L'omniprésence de l'indigence et des interdits
Depuis l'arrivée au pouvoir des talibans, le niveau de vie des Afghans s'est nettement détérioré, analyse Večernji list :
«La crise financière, économique et humanitaire à laquelle l'Afghanistan fait face ne cesse de s'aggraver. Le nombre d'Afghans vivant au-dessous du seuil de pauvreté a augmenté et ce ne sont pas moins de 20 millions de personnes qui souffrent de la faim. On ne compte plus les gens endettés ; et les familles vivant dans la précarité sont obligées de faire des choix cruels : vendre leurs enfants ou leurs organes. Beaucoup de commandements et d'interdictions de la charia sont remis à l'ordre du jour et dans des régions conservatrices, écouter de la musique, fumer la chicha ou jouer aux cartes sont des activités strictement interdites qui font l'objet de contrôles rigoureux. La contestation est étouffée et les menaces contre les journalistes, voire leur arrestation, sont monnaie courante.»
Une illusion
Ceux qui affirment que les islamistes au pouvoir sont plus libéraux que par le passé se leurrent :
«La fin de l'éducation pour les filles est la manifestation la plus visible des changements en cours. Des activistes ont dénombré au total trente sortes de restrictions dans la vie des femmes. ... La thèse selon laquelle le règne des 'talibans 2.0' serait moins restrictif que quand ils étaient au pouvoir à la fin des années 1990 a toujours été une fiction sans fondement. ... C'était une illusion réconfortante, surtout pour les présidents américains, tant pour Trump que pour Biden, qui ont abandonné l'Afghanistan voulant croire qu'ils n'avaient pas trahi son peuple.»

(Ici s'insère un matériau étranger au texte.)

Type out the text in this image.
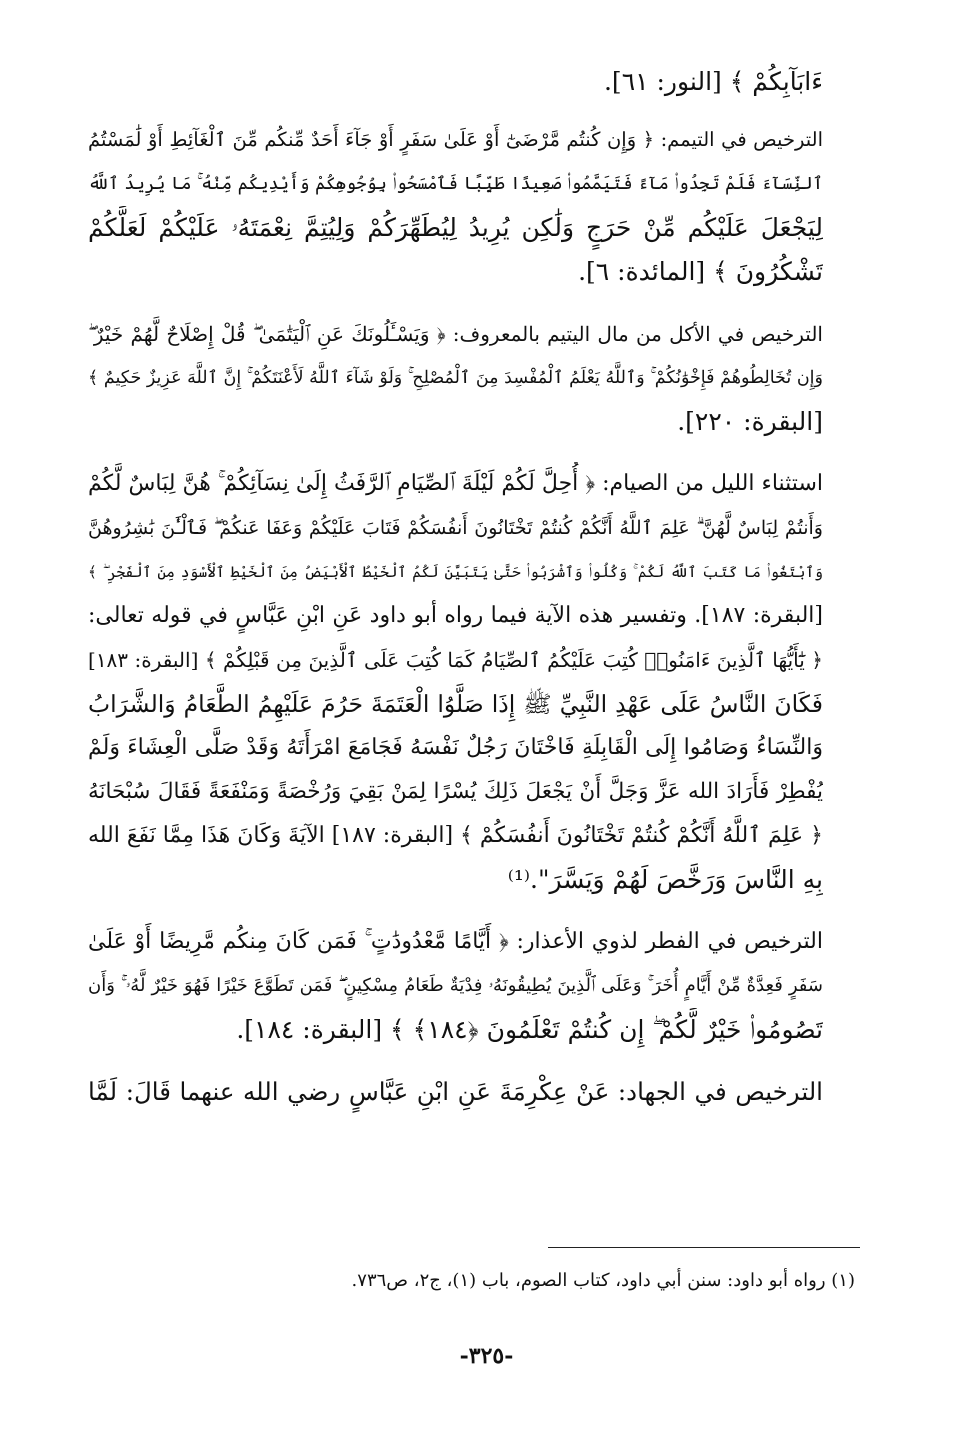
ءَابَآبِكُمْ ﴾ [النور: ٦١].
الترخيص في التيمم: ﴿ وَإِن كُنتُم مَّرْضَىٰٓ أَوْ عَلَىٰ سَفَرٍ أَوْ جَآءَ أَحَدٌ مِّنكُم مِّنَ ٱلْغَآئِطِ أَوْ لَٰمَسْتُمُ
ٱلنِّسَآءَ فَلَمْ تَجِدُوا۟ مَآءً فَتَيَمَّمُوا۟ صَعِيدًا طَيِّبًا فَٱمْسَحُوا۟ بِوُجُوهِكُمْ وَأَيْدِيكُم مِّنْهُ ۚ مَا يُرِيدُ ٱللَّهُ
لِيَجْعَلَ عَلَيْكُم مِّنْ حَرَجٍ وَلَٰكِن يُرِيدُ لِيُطَهِّرَكُمْ وَلِيُتِمَّ نِعْمَتَهُۥ عَلَيْكُمْ لَعَلَّكُمْ
تَشْكُرُونَ ﴾ [المائدة: ٦].
الترخيص في الأكل من مال اليتيم بالمعروف: ﴿ وَيَسْـَٔلُونَكَ عَنِ ٱلْيَتَٰمَىٰ ۖ قُلْ إِصْلَاحٌ لَّهُمْ خَيْرٌ ۖ
وَإِن تُخَالِطُوهُمْ فَإِخْوَٰنُكُمْ ۚ وَٱللَّهُ يَعْلَمُ ٱلْمُفْسِدَ مِنَ ٱلْمُصْلِحِ ۚ وَلَوْ شَآءَ ٱللَّهُ لَأَعْنَتَكُمْ ۚ إِنَّ ٱللَّهَ عَزِيزٌ حَكِيمٌ ﴾
[البقرة: ٢٢٠].
استثناء الليل من الصيام: ﴿ أُحِلَّ لَكُمْ لَيْلَةَ ٱلصِّيَامِ ٱلرَّفَثُ إِلَىٰ نِسَآئِكُمْ ۚ هُنَّ لِبَاسٌ لَّكُمْ
وَأَنتُمْ لِبَاسٌ لَّهُنَّ ۗ عَلِمَ ٱللَّهُ أَنَّكُمْ كُنتُمْ تَخْتَانُونَ أَنفُسَكُمْ فَتَابَ عَلَيْكُمْ وَعَفَا عَنكُمْ ۖ فَٱلْـَٰٔنَ بَٰشِرُوهُنَّ
وَٱبْتَغُوا۟ مَا كَتَبَ ٱللَّهُ لَكُمْ ۚ وَكُلُوا۟ وَٱشْرَبُوا۟ حَتَّىٰ يَتَبَيَّنَ لَكُمُ ٱلْخَيْطُ ٱلْأَبْيَضُ مِنَ ٱلْخَيْطِ ٱلْأَسْوَدِ مِنَ ٱلْفَجْرِ ۖ ﴾
[البقرة: ١٨٧]. وتفسير هذه الآية فيما رواه أبو داود عَنِ ابْنِ عَبَّاسٍ في قوله تعالى:
﴿ يَٰٓأَيُّهَا ٱلَّذِينَ ءَامَنُوا۟ كُتِبَ عَلَيْكُمُ ٱلصِّيَامُ كَمَا كُتِبَ عَلَى ٱلَّذِينَ مِن قَبْلِكُمْ ﴾ [البقرة: ١٨٣]
فَكَانَ النَّاسُ عَلَى عَهْدِ النَّبِيِّ ﷺ إِذَا صَلَّوُا الْعَتَمَةَ حَرُمَ عَلَيْهِمُ الطَّعَامُ وَالشَّرَابُ
وَالنِّسَاءُ وَصَامُوا إِلَى الْقَابِلَةِ فَاخْتَانَ رَجُلٌ نَفْسَهُ فَجَامَعَ امْرَأَتَهُ وَقَدْ صَلَّى الْعِشَاءَ وَلَمْ
يُفْطِرْ فَأَرَادَ الله عَزَّ وَجَلَّ أَنْ يَجْعَلَ ذَلِكَ يُسْرًا لِمَنْ بَقِيَ وَرُخْصَةً وَمَنْفَعَةً فَقَالَ سُبْحَانَهُ
﴿ عَلِمَ ٱللَّهُ أَنَّكُمْ كُنتُمْ تَخْتَانُونَ أَنفُسَكُمْ ﴾ [البقرة: ١٨٧] الآيَةَ وَكَانَ هَذَا مِمَّا نَفَعَ الله
بِهِ النَّاسَ وَرَخَّصَ لَهُمْ وَيَسَّرَ".⁽¹⁾
الترخيص في الفطر لذوي الأعذار: ﴿ أَيَّامًا مَّعْدُودَٰتٍ ۚ فَمَن كَانَ مِنكُم مَّرِيضًا أَوْ عَلَىٰ
سَفَرٍ فَعِدَّةٌ مِّنْ أَيَّامٍ أُخَرَ ۚ وَعَلَى ٱلَّذِينَ يُطِيقُونَهُۥ فِدْيَةٌ طَعَامُ مِسْكِينٍ ۖ فَمَن تَطَوَّعَ خَيْرًا فَهُوَ خَيْرٌ لَّهُۥ ۚ وَأَن
تَصُومُوا۟ خَيْرٌ لَّكُمْ ۖ إِن كُنتُمْ تَعْلَمُونَ ﴿١٨٤﴾ ﴾ [البقرة: ١٨٤].
الترخيص في الجهاد: عَنْ عِكْرِمَةَ عَنِ ابْنِ عَبَّاسٍ رضي الله عنهما قَالَ: لَمَّا
(١) رواه أبو داود: سنن أبي داود، كتاب الصوم، باب (١)، ج٢، ص٧٣٦.
-٣٢٥-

Restaurer des relations diplomatiques
ABC pose la question de la reconnaissance du régime taliban :
«La seule différence par rapport au pays tel que nous le connaissions avant l'arrivée des armées occidentales réside probablement dans le courage héroïque de milliers de femmes. ... Pour les aider, elles et les nombreux Afghans réduits à vivre dans l'indigence, la communauté internationale devrait un jour engager le débat sur la possibilité de reconnaître les talibans comme étant les dépositaires légitimes du pouvoir. ... Sans reconnaissance, il devient impossible de négocier ou de communiquer quoi que ce soit. Et sans relations diplomatiques, point de possibilité d'aider les Afghans.»
Un geste aux conséquences internationales inopinées
Dans les colonnes de De Standaard, le chroniqueur Gie Goris avance la thèse selon laquelle le retrait d'Afghanistan des Etats-Unis, il y a un an aujourd'hui, a été l'élément déclencheur d'une succession d'évènements :
«Il y a un lien - même s'il n'est pas de l'ordre de la ligne droite - entre Kaboul et Kyiv, entre le départ précipité d'Afghanistan et la visite médiatisée de Nancy Pelosi à Taïwan, entre le gaz, le blé et l'absence de politique climatique. ... L'illusion d'optique qui a fait croire à une armée américaine en déroute a peut-être contribué à débrider l'intrépidité du Kremlin. ... L'attaque surprise de l'Ukraine par la Russie a divisé le monde en deux camps dans lequel se démarquent clairement l'axe transatlantique et l'axe russo-chinois. Le reste du monde refusant de prendre parti, ce qui est une première victoire de la ligne autoritaire euroasiatique.»